Figure 9. Cu washout initiates retrograde traffic (apical to TGN) of ATP7B, which is largely unaffected by Baf

ATP7B was staged at the apical region of WIF-B cells with Cu (see Figure 7A). Cells were then pre-incubated for 30 minutes in DMSO or Baf to deacidify intracellular compartments [see Figure 7B (+DMSO) and Figure 7E (+Baf)]. Cells were thereafter rinsed and incubated for an additional 180 minutes in 10 μM BCS to initiate retrograde traffic of ATP7B. A-C) Kinetics of ATP7B retrograde trafficking in presence of DMSO or D-F), 50 nM Baf.

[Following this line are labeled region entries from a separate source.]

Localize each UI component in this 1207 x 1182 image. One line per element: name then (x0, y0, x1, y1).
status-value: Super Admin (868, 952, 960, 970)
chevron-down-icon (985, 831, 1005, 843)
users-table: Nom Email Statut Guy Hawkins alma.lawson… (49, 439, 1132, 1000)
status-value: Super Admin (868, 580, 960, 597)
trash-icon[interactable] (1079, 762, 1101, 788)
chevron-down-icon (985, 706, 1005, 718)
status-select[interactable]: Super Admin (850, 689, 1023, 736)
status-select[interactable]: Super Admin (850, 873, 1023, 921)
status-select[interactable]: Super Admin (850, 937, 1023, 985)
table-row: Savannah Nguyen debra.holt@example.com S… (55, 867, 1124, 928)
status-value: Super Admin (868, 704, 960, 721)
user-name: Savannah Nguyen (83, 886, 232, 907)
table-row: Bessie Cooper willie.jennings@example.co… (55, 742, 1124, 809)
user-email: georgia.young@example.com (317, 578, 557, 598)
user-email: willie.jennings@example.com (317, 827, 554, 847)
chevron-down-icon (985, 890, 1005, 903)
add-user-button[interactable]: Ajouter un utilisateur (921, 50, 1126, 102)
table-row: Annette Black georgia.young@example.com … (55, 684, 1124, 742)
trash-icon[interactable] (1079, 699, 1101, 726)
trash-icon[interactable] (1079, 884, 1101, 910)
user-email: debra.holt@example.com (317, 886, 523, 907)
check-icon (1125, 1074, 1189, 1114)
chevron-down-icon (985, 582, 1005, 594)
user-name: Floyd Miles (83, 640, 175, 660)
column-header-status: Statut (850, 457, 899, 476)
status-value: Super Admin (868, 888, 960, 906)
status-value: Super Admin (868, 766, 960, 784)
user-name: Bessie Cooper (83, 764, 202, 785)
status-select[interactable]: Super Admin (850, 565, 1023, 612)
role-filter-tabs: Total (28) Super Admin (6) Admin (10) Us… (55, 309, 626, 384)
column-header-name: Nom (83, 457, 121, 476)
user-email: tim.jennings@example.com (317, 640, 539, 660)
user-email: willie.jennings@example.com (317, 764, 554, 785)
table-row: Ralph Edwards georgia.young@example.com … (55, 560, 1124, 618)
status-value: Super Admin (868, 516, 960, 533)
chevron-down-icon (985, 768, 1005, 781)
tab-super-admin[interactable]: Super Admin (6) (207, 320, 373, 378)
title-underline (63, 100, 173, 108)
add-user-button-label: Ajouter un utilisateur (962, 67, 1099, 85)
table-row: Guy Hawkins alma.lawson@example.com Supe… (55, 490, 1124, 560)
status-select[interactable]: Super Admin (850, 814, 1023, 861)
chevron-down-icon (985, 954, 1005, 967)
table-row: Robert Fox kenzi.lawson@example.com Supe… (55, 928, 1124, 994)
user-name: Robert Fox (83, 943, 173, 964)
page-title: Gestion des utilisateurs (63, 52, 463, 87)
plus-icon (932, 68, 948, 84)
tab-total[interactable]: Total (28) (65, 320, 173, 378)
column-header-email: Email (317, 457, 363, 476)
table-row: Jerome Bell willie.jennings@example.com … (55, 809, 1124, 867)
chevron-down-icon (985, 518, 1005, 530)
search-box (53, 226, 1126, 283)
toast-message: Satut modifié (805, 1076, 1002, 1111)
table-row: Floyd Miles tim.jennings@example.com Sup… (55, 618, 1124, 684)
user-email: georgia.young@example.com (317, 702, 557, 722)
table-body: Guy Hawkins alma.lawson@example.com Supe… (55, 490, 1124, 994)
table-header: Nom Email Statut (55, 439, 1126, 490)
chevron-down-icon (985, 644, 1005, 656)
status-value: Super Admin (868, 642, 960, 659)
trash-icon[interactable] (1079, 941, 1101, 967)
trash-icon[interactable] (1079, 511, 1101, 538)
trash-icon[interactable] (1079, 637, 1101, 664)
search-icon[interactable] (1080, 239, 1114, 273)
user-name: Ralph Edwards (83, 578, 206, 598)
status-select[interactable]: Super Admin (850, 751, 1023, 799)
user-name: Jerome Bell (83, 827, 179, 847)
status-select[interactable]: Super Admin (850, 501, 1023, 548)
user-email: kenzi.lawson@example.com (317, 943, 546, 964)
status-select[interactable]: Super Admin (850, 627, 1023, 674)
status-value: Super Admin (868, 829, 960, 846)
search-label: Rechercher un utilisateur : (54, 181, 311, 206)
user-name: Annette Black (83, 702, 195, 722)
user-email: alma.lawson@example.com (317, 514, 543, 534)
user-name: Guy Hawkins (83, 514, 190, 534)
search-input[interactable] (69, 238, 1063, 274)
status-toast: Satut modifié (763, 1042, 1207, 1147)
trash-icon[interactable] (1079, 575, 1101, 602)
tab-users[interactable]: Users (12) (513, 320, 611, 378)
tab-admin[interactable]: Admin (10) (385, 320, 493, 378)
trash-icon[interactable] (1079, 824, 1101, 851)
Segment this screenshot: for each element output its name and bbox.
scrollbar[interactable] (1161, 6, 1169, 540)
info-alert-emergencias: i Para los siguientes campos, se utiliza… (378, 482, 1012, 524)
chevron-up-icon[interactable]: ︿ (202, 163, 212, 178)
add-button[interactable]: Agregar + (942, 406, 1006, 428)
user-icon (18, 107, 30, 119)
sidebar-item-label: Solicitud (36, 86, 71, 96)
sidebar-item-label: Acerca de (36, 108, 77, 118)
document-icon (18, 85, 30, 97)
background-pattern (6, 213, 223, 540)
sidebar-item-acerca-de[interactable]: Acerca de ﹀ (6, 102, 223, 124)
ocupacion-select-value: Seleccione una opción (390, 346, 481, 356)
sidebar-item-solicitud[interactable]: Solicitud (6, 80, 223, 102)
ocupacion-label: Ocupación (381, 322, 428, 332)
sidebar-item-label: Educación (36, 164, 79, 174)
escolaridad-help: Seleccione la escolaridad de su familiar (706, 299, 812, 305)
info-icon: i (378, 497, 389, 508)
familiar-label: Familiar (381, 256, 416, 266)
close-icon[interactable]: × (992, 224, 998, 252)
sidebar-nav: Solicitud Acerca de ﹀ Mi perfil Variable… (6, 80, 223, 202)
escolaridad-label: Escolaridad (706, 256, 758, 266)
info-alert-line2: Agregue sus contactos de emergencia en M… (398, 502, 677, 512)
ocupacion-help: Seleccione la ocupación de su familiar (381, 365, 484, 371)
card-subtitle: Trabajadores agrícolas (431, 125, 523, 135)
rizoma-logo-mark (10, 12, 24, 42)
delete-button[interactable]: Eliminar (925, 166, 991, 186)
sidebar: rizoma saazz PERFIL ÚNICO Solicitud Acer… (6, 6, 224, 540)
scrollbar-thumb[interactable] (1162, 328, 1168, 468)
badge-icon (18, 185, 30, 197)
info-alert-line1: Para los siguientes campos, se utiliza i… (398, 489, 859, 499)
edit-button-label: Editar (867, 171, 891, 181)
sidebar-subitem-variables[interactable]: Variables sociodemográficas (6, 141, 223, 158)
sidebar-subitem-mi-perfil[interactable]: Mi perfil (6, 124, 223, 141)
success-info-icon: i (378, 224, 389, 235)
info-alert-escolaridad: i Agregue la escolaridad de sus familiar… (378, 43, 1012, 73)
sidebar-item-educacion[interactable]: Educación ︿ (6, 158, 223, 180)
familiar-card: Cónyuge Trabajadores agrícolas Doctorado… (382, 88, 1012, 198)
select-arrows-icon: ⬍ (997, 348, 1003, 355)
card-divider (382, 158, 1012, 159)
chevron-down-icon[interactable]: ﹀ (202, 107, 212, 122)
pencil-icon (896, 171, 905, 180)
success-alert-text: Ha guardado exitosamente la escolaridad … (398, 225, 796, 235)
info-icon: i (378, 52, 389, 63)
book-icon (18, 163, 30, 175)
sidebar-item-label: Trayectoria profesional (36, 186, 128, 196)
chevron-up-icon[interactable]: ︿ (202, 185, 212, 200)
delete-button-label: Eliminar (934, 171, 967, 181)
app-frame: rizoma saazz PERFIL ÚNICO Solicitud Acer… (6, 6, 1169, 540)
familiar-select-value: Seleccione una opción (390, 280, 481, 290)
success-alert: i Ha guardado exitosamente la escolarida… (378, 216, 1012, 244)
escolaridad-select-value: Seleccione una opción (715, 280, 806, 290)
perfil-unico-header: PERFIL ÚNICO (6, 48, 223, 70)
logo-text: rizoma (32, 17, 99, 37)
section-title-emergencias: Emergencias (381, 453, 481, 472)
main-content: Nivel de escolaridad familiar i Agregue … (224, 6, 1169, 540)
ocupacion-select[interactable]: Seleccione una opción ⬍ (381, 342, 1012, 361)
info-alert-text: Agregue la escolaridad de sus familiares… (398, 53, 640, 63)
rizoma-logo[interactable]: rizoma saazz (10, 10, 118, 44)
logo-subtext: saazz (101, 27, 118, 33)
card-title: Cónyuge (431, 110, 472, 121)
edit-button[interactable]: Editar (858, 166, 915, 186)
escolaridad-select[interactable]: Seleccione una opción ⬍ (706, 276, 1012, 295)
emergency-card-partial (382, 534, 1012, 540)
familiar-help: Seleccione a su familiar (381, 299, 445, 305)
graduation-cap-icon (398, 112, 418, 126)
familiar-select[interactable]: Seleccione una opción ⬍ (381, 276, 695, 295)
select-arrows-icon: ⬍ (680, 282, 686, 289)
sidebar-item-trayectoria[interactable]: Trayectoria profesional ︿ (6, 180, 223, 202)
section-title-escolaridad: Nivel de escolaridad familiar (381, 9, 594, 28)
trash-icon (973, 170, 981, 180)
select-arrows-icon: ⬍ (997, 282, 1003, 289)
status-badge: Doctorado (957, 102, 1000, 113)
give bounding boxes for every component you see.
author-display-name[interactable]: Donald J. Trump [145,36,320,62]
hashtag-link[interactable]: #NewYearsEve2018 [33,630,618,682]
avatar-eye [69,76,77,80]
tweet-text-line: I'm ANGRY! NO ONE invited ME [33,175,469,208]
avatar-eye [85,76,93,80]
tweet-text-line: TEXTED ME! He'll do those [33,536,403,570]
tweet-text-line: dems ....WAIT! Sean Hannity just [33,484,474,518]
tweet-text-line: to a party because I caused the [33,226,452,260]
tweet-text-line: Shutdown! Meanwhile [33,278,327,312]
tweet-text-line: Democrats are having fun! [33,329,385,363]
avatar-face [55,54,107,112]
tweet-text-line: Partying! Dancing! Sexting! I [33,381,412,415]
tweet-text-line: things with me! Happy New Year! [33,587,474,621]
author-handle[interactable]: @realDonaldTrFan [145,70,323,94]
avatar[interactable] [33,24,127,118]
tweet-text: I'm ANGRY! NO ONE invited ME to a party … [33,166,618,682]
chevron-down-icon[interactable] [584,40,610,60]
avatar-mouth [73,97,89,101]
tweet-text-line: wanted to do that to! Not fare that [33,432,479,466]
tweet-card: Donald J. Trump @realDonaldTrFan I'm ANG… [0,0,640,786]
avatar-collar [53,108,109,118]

Cells were fixed at various times after initiating retrograde trafficking then triple-stained with antibodies to ATP7B (green), EEA1 (red) and APN (blue), analyzed and imaged by confocal microscopy. A-F) Single planes from the nuclear region. C' and F') Single planes from the peripheral region. G) Image analysis was used to quantify the fraction of ATP7B that overlapped with EEA1, or H) TGN38. Data for each time point represent 4-7 confocal stacks from 1 or 2 independent experiments, depending on the time point.

Figure 10. Summary of results

A) When Cu levels are low, about 80% of ATP7B resides in the TGN, with the remainder in small vesicles that localize near substrate side of the cell, close to the coverslip. Treatment of WIF-B cells with Baf in low Cu does not perturb localization in the TGN. B) When Cu levels are increased, this induces a rapid doubling of ATP7B vesicles, presumably derived from the TGN. These vesicles transiently traverse a pool of large EEA1-positive endosomes located near the substrate. Segregation and exit from these “basal” endosomes is inhibited by loss of luminal acidification. A second site of Baf action was revealed to be rapid recycling through an endosomal pool that lies in close association with the apical plasma membrane. Treatment with Baf promotes accumulation in these endosomes. C) When Cu is removed to induce ATP7B trafficking back to the TGN, the process proceeds similarly in the absence or presence of Baf. Thus the role of acidification is selective for ATP7B trafficking routes induced by Cu.